The African state’s foreign minister said Spain was attempting to divert attention away from the ‘deep causes’ at the root of the division.
The row began in April when Spain allowed the leader of the Western Sahara independence movement, Brahim Ghali, into the country for medical treatment without informing Morocco; which regards the disputed area as its own territory.
Morocco then seemed to stand back and relax border controls to allow more than 8,000 migrants to cross into the Spanish enclave of Ceuta on May 17.
Ever since the two countries have traded accusations – Spain saying Morocco used the migrants; Morocco claiming Spain connived with ‘adversaries’ over its territorial integrity.
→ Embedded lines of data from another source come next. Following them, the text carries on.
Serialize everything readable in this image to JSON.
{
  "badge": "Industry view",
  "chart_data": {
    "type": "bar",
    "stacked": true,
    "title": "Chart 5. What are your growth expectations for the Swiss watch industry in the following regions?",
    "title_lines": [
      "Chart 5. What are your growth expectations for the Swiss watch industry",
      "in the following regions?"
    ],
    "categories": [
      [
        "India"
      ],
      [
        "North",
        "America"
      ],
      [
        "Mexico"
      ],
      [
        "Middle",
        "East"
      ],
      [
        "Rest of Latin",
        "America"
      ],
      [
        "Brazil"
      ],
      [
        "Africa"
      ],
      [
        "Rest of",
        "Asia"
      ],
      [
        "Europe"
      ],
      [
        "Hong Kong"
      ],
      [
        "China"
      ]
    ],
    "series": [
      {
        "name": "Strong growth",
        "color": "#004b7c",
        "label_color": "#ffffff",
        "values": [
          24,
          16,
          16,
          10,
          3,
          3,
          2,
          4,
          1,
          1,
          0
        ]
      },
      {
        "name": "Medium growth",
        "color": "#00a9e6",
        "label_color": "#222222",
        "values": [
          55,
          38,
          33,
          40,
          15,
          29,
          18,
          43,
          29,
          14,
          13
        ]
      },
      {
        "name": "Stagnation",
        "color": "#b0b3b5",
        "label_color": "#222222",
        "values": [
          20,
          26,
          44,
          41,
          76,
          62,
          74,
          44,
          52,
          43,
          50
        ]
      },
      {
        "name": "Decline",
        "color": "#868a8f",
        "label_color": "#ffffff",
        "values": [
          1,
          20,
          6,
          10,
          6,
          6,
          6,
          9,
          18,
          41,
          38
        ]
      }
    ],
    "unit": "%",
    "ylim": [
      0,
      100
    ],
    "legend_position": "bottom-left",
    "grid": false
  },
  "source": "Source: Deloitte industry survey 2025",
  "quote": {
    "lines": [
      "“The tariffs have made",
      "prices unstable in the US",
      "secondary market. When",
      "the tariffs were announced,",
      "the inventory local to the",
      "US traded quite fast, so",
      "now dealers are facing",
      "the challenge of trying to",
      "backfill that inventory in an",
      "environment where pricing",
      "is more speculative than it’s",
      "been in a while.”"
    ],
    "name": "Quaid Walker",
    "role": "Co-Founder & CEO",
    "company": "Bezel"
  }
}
Nasser Bourita, Morocco’s foreign minister, said: “Spain tries to Europeanise the crisis in order to derail attention away from the deep causes of the problem.”
Referring to independence movements in Spain, such as Catalonia, he said the country “cannot fight separatism at home and encourage it in its neighbour.”
Spanish foreign minister Arancha Gonzalez Laya said Spain supported a solution to the Western Sahara conflict in line with U.N. Security Council resolutions.
She told parliament: “Spain’s position…will not change because it rests on
inalienable principles – the defence of multilateralism and the respect of international legality.”